Can I use this code to trade real money?

The code is functional, but it is published as educational material, not as a production-ready trading product. If you deploy it, you should thoroughly understand every module, test extensively in a paper trading environment first, and never risk capital you cannot afford to lose. We do not guarantee the profitability or reliability of any system.

Will you provide support or setup help?

The source code is provided as-is with documentation. For guided instruction on trading system architecture, signal design, and risk management frameworks, explore our educational programs, which cover these topics in depth with structured curriculum and direct instruction.

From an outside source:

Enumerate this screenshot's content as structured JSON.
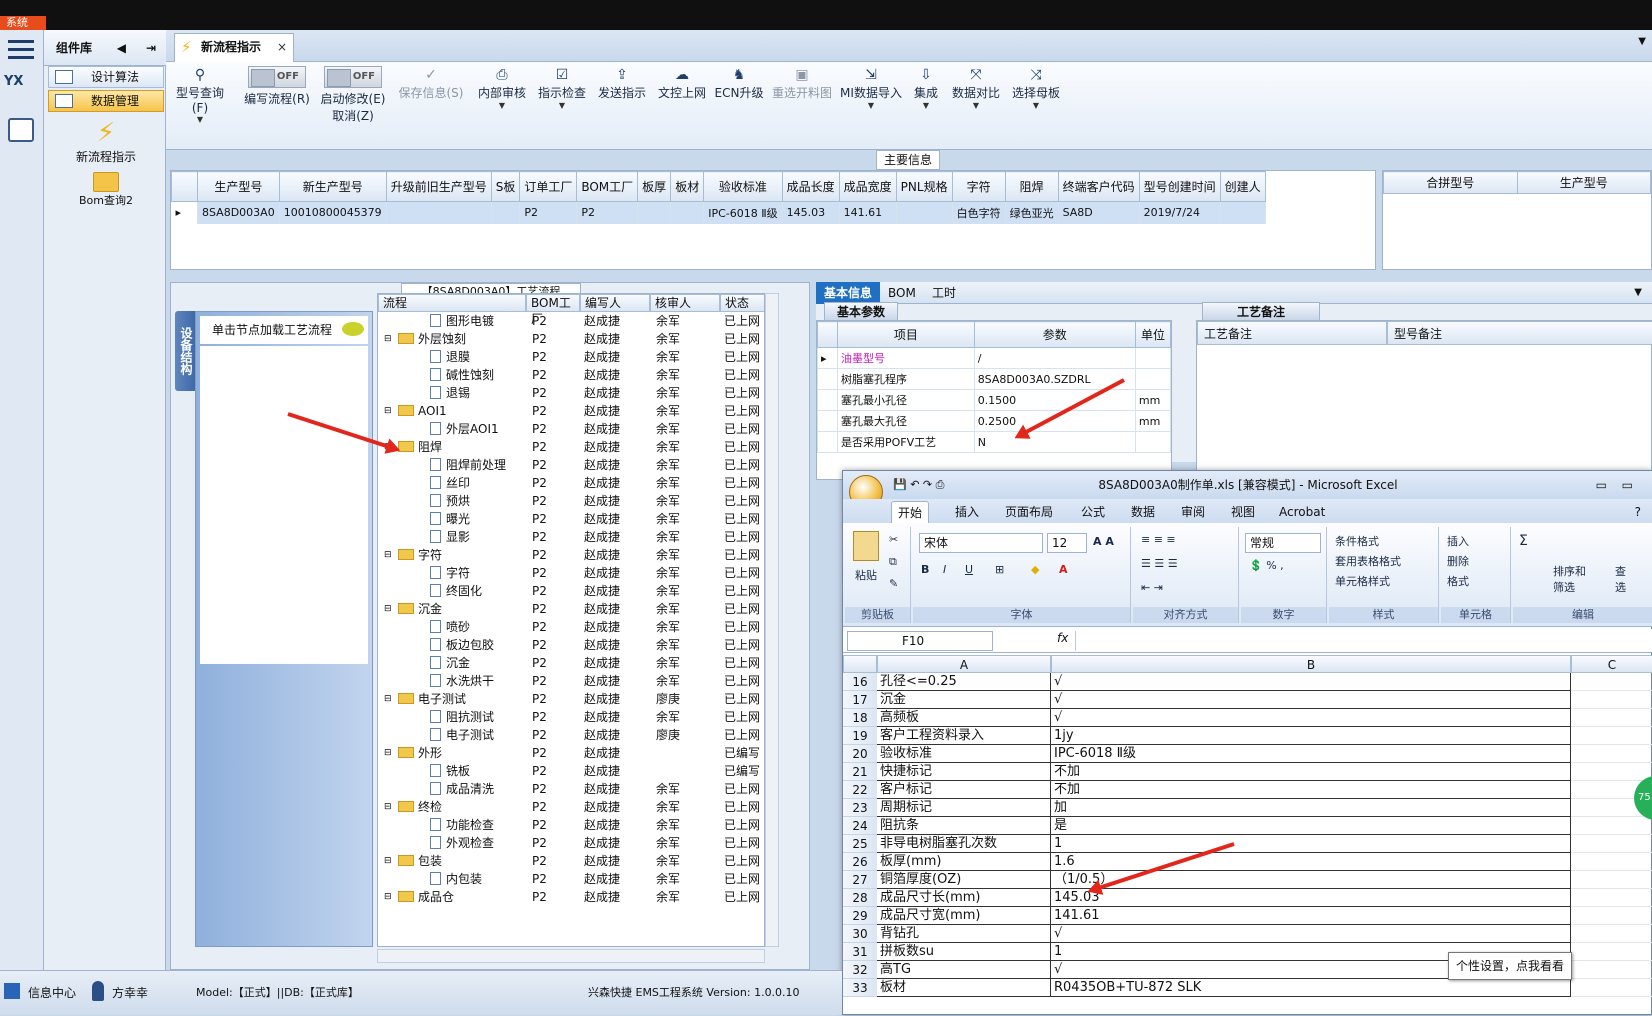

Do I need programming experience?

For the ThinkScript indicator suite, minimal programming knowledge is needed. ThinkScript is a domain-specific language designed for non-programmers. For the Python trading engine, intermediate Python experience and familiarity with API concepts are recommended. Both projects include documentation that explains the code line by line.

How is this different from buying a trading bot?

Most commercial trading bots are black boxes: you pay, you run them, you hope they work. This library takes the opposite approach. Every line of logic is visible, documented, and explained. The goal is not to give you a tool to run blindly, but to teach you how trading systems are engineered so you can build, evaluate, and improve your own.